American corporations ought to cut ties with China. But there is no indication that they will do so of their own accord. They have shown that concentration camps and China’s takeover of Hong Kong are not morally objectionable enough to reject Chinese money. It falls, therefore, to American consumers to make this choice for them. The problem is that America’s economic integration with China makes an economic decoupling inconceivable. So American consumers have to choose their battles.
The Australian Strategic Policy Institute’s report from earlier this year, “Uyghurs for Sale,” can be a roadmap. The report identifies 82 corporations that use Chinese forced labor in their production lines. Consumers can begin by calling for boycotts of these corporations and others that directly abet and benefit from human rights violations. Congress can help by requiring the assistant secretary of state for democracy, human rights, and labor to publish an annual report of corporations that profit from such abuses.

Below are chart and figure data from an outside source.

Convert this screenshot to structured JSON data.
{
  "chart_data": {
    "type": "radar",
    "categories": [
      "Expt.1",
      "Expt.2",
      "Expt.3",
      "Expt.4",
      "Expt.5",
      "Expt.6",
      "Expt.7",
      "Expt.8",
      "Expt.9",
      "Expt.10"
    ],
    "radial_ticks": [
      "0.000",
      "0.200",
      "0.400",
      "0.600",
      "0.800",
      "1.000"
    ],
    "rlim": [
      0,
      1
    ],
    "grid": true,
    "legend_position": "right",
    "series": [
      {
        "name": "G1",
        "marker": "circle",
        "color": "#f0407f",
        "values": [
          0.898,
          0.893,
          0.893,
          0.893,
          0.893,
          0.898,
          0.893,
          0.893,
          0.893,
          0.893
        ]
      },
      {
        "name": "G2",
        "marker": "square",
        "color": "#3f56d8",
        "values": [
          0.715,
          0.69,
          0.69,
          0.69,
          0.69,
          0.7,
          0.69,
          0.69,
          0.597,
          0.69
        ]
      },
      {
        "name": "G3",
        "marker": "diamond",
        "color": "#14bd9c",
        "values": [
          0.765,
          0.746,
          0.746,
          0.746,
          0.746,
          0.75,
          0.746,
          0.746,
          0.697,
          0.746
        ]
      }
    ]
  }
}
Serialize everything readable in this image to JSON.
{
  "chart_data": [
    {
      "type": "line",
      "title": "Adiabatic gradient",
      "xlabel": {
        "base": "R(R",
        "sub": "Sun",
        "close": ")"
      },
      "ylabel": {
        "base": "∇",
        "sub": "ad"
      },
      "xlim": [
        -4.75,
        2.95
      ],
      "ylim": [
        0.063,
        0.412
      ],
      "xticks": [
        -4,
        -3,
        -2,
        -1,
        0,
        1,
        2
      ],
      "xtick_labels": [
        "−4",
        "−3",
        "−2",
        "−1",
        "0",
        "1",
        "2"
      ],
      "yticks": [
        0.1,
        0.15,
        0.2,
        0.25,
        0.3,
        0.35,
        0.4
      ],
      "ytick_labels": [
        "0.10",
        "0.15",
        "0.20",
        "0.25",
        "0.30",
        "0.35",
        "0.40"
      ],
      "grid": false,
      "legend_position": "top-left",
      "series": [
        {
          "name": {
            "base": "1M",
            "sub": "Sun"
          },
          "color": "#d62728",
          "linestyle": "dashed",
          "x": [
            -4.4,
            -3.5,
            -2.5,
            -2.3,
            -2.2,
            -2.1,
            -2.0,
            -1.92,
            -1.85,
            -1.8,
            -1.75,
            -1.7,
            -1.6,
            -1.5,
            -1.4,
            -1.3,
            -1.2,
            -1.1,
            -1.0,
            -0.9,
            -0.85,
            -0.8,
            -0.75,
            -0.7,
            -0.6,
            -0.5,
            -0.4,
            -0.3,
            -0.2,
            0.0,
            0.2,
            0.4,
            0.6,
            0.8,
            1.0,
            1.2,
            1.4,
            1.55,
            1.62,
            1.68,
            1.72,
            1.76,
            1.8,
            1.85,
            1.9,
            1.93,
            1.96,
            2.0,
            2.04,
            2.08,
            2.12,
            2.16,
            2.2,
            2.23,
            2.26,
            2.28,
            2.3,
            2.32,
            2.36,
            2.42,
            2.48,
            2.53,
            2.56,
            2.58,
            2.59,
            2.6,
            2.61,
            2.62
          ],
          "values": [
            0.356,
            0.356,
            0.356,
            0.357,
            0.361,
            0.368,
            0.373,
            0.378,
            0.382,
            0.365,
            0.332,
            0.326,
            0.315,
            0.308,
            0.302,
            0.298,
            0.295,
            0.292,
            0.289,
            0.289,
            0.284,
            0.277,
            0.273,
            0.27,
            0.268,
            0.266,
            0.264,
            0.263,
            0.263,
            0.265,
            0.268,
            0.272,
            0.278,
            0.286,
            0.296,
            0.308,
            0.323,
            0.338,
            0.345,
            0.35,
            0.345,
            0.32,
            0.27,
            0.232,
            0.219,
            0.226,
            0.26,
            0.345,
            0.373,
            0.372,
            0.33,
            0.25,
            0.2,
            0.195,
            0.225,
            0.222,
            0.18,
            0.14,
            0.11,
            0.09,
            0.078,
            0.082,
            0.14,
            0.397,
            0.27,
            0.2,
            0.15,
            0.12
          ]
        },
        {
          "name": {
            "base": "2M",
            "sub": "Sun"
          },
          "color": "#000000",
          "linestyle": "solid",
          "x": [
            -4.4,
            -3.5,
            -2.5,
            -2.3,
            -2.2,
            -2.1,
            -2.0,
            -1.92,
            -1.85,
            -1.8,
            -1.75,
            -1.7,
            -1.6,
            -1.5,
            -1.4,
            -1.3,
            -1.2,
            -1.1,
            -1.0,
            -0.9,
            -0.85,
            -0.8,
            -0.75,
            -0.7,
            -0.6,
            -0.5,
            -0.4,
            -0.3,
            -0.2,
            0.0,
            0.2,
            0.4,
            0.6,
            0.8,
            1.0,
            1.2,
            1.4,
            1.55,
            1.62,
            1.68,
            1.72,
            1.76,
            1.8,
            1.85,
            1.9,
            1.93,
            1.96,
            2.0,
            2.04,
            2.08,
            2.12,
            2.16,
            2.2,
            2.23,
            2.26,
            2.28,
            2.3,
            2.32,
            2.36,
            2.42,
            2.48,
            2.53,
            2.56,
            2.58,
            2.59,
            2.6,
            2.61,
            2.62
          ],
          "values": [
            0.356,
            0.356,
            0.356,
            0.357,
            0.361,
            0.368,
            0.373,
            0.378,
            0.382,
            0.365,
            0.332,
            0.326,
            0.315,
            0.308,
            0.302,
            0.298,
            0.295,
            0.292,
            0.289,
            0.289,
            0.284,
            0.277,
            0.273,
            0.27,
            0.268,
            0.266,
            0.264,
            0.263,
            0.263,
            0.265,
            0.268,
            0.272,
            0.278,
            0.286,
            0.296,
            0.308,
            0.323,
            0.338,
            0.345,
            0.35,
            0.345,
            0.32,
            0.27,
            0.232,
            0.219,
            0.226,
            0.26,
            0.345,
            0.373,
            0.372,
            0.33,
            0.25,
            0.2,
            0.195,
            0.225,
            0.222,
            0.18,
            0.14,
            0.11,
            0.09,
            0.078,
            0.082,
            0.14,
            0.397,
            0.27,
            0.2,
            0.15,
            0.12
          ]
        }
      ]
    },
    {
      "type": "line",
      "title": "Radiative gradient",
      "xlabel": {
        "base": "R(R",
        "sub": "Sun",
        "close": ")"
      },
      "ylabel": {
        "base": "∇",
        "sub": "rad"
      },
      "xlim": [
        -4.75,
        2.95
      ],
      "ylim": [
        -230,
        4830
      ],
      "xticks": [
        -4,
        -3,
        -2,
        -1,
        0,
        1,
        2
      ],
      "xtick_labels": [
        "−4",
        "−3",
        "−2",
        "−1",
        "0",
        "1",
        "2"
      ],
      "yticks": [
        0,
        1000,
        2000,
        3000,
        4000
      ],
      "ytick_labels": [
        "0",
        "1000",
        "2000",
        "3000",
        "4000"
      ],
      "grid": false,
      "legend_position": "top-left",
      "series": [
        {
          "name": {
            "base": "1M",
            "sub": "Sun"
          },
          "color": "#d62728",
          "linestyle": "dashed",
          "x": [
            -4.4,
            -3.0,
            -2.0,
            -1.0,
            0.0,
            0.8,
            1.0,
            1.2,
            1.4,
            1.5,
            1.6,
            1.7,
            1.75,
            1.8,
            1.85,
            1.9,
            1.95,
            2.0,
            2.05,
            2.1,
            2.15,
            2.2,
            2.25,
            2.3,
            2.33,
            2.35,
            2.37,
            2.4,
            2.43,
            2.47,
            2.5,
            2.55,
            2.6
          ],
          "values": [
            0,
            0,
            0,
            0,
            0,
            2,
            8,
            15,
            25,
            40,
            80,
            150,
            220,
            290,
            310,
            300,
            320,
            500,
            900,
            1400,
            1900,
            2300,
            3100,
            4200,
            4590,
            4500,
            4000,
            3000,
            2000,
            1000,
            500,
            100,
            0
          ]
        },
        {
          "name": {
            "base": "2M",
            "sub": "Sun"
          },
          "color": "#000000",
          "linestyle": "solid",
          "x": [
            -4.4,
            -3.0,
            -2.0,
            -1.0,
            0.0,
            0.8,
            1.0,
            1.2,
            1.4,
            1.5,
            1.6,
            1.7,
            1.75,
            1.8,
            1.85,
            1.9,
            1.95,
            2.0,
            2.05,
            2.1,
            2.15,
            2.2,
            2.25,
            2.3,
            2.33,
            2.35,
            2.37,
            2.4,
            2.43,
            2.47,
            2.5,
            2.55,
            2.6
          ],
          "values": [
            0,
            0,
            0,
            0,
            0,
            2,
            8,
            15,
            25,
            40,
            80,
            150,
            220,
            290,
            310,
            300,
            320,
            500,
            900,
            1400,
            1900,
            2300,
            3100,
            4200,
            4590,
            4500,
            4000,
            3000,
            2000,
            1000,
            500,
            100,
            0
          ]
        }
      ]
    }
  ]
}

Boycotts are nothing new. The Montgomery Bus Boycott helped bring about the end of Jim Crow. The international boycott of South Africa helped end apartheid. In fact, political boycotts have been so successful that they’ve inspired a series of less impressive imitations. A sundry assortment of terrorist leaders and undergraduates has been trying for years to boycott everything Israeli, and sporadic boycott attempts pop up from time to time in the culture war (one year it’s Starbucks Christmas cups, the next it’s Chick-fil-A or Keurig).
With these examples in mind, there’s reason to think that boycotts are more successful when their moral cause is more urgent and righteous. Americans have historically cared about gross human rights violations. There is hope that they will care that corporations they do business with are complicit in the 21st century’s greatest evil. And there is a successful recent model of a large, powerful company being pressured out of conducting business in China over human rights concerns. In 2017, Google launched its Dragonfly project, the aim of which was to develop a search engine that would censor certain websites and results at the request of the CCP. Google scratched the project in 2019, following heavy criticism.
It is unacceptable for Americans to finance Chinese concentration camps or help to strengthen the CCP’s surveillance state. No amount of revenue can justify the 21st century’s greatest moral stain. Each company that benefits from the atrocities committed by the CCP should have its name published on a list for all to see. Let the source of their profits be known, and let the consumers make their choice.
Correction, November 13, 2020: An earlier version of this article misattributed a tweet in support of the Hong Kong democracy protests to an executive from the San Antonio Spurs instead of the Houston Rockets.